A product that is supposed to help you buffer off colds is none other than zinc—which you've probably seen readily available at the grocery store or pharmacy during this cold and flu season—and just this week the International Zinc Association (IZA) partnered up with UNICEF to help fight other zinc-deficient-related and co-habiting illnesses, such as pneumonia and malaria. The "Zinc Saves Kids" initiative has already been rolled out in Nepal and the next stop is Brazil.

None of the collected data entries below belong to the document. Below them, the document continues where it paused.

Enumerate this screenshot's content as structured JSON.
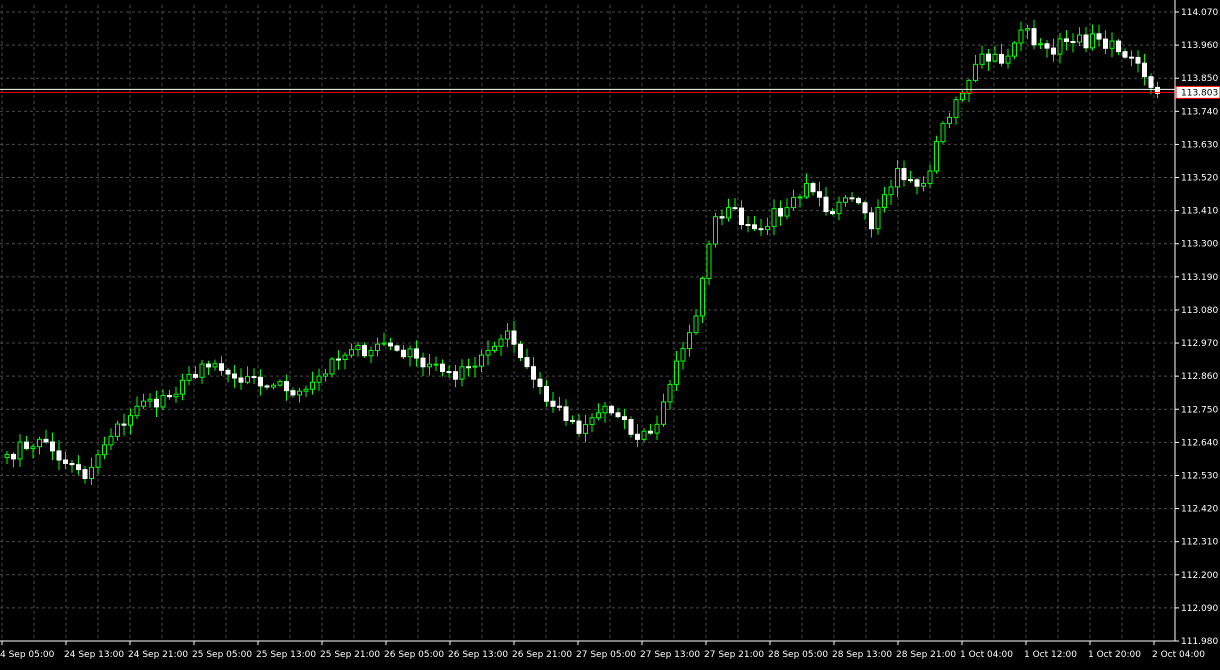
{
  "chart_data": {
    "type": "candlestick",
    "y_tick_labels": [
      "114.070",
      "113.960",
      "113.850",
      "113.740",
      "113.630",
      "113.520",
      "113.410",
      "113.300",
      "113.190",
      "113.080",
      "112.970",
      "112.860",
      "112.750",
      "112.640",
      "112.530",
      "112.420",
      "112.310",
      "112.200",
      "112.090",
      "111.980"
    ],
    "x_tick_labels": [
      "4 Sep 05:00",
      "24 Sep 13:00",
      "24 Sep 21:00",
      "25 Sep 05:00",
      "25 Sep 13:00",
      "25 Sep 21:00",
      "26 Sep 05:00",
      "26 Sep 13:00",
      "26 Sep 21:00",
      "27 Sep 05:00",
      "27 Sep 13:00",
      "27 Sep 21:00",
      "28 Sep 05:00",
      "28 Sep 13:00",
      "28 Sep 21:00",
      "1 Oct 04:00",
      "1 Oct 12:00",
      "1 Oct 20:00",
      "2 Oct 04:00"
    ],
    "ylim": [
      111.98,
      114.07
    ],
    "grid": true,
    "current_price": "113.803",
    "current_price_value": 113.803,
    "colors": {
      "background": "#000000",
      "bull": "#00ff00",
      "bear": "#ffffff",
      "grid": "#4a4a4a",
      "price_line": "#ff0000"
    },
    "close_keypoints": [
      [
        0,
        112.6
      ],
      [
        5,
        112.65
      ],
      [
        9,
        112.57
      ],
      [
        12,
        112.52
      ],
      [
        16,
        112.66
      ],
      [
        20,
        112.76
      ],
      [
        26,
        112.8
      ],
      [
        30,
        112.9
      ],
      [
        36,
        112.84
      ],
      [
        41,
        112.83
      ],
      [
        45,
        112.81
      ],
      [
        48,
        112.86
      ],
      [
        52,
        112.93
      ],
      [
        58,
        112.97
      ],
      [
        63,
        112.92
      ],
      [
        66,
        112.9
      ],
      [
        69,
        112.85
      ],
      [
        73,
        112.93
      ],
      [
        77,
        113.01
      ],
      [
        81,
        112.85
      ],
      [
        84,
        112.76
      ],
      [
        88,
        112.67
      ],
      [
        92,
        112.76
      ],
      [
        97,
        112.65
      ],
      [
        100,
        112.7
      ],
      [
        103,
        112.91
      ],
      [
        106,
        113.06
      ],
      [
        109,
        113.39
      ],
      [
        111,
        113.42
      ],
      [
        115,
        113.35
      ],
      [
        120,
        113.42
      ],
      [
        123,
        113.5
      ],
      [
        127,
        113.4
      ],
      [
        130,
        113.45
      ],
      [
        133,
        113.35
      ],
      [
        137,
        113.55
      ],
      [
        141,
        113.5
      ],
      [
        144,
        113.7
      ],
      [
        147,
        113.8
      ],
      [
        150,
        113.93
      ],
      [
        153,
        113.9
      ],
      [
        156,
        114.01
      ],
      [
        160,
        113.95
      ],
      [
        164,
        113.97
      ],
      [
        168,
        113.98
      ],
      [
        172,
        113.92
      ],
      [
        174,
        113.9
      ],
      [
        177,
        113.8
      ]
    ]
  }
}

While some in the West may view zinc as an occasional booster supplement—as it's found in such drugstore products as Zicam—for children in developing countries zinc is a matter of life and death and indeed zinc-deficiency is the cause of hundreds of thousands of deaths and even more deaths when zinc-deficient individuals are struck with malaria or diarrhea.
Some points from the press release:
- "Since 2004, the World Health Organisation and UNICEF have recommended zinc supplements for the management of diarrhoea. Since then, about 50 governments have changed their child health policies to include zinc for diarrhoea management."

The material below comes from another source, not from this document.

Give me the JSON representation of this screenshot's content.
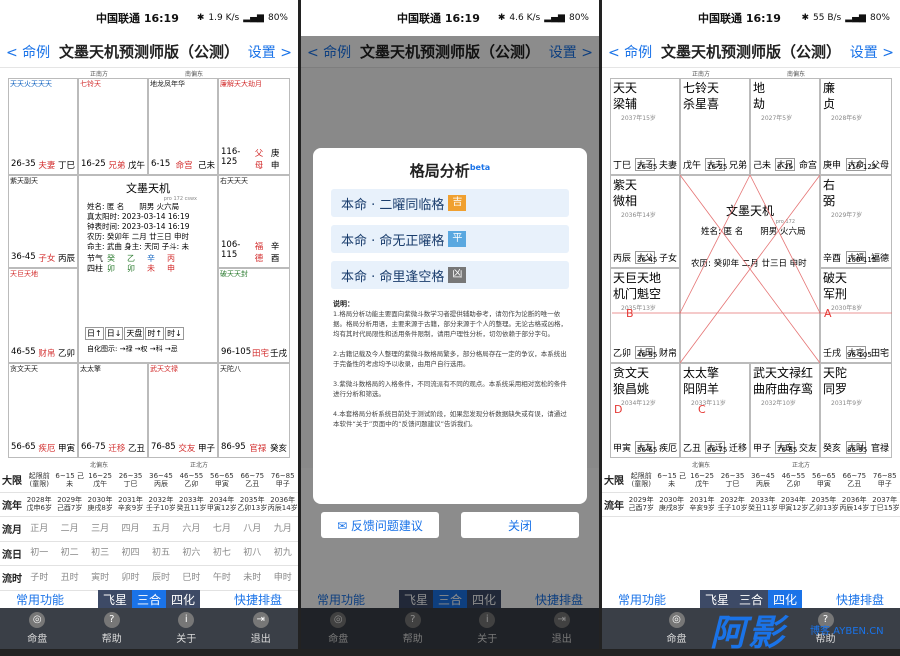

- "Between 2006 and 2008, UNICEF procurement of zinc tablets increased from 20 million to more than 150 million. But this is only a fraction of what is needed to treat affected children worldwide.

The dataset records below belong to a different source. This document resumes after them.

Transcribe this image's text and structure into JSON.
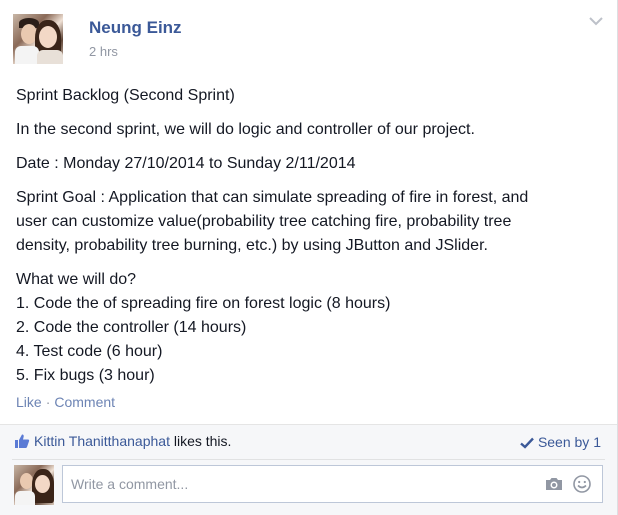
{
  "post": {
    "author": "Neung Einz",
    "timestamp": "2 hrs",
    "paragraphs": [
      [
        "Sprint Backlog (Second Sprint)"
      ],
      [
        "In the second sprint, we will do logic and controller of our project."
      ],
      [
        "Date : Monday 27/10/2014 to Sunday 2/11/2014"
      ],
      [
        "Sprint Goal : Application that can simulate spreading of fire in forest, and",
        "user can customize value(probability tree catching fire, probability tree",
        "density, probability tree burning, etc.) by using JButton and JSlider."
      ],
      [
        "What we will do?",
        "1. Code the of spreading fire on forest logic (8 hours)",
        "2. Code the controller (14 hours)",
        "4. Test code (6 hour)",
        "5. Fix bugs (3 hour)"
      ]
    ]
  },
  "actions": {
    "like": "Like",
    "separator": "·",
    "comment": "Comment"
  },
  "footer": {
    "liker": "Kittin Thanitthanaphat",
    "likes_suffix": " likes this.",
    "seen": "Seen by 1"
  },
  "comment_box": {
    "placeholder": "Write a comment..."
  },
  "icons": {
    "menu": "chevron-down-icon",
    "like": "thumbs-up-icon",
    "seen": "checkmark-icon",
    "photo": "camera-icon",
    "emoji": "smiley-icon"
  },
  "colors": {
    "link": "#3b5998",
    "muted": "#9197a3",
    "text": "#141823",
    "footer_bg": "#f6f7f9"
  }
}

- "In September 2009, former President Bill Clinton noted of the zinc supplementation programmes that 'there is almost no other strategy on earth that could save that many lives for that little money…, [yet] this is something 90 per cent of us are unaware of or wouldn't have a clue as to what to do about it.'"
- "Last month, the "Zinc Saves Kids" initiative was highlighted to German Members of Parliament as an example of innovative use of metals in the modern world. Over 200 metals industry executives convened at Tempelhof airport in Berlin on 28 September where Dr. Jürgen Heraeus, the Chairman of UNICEF Germany, presented the initiative."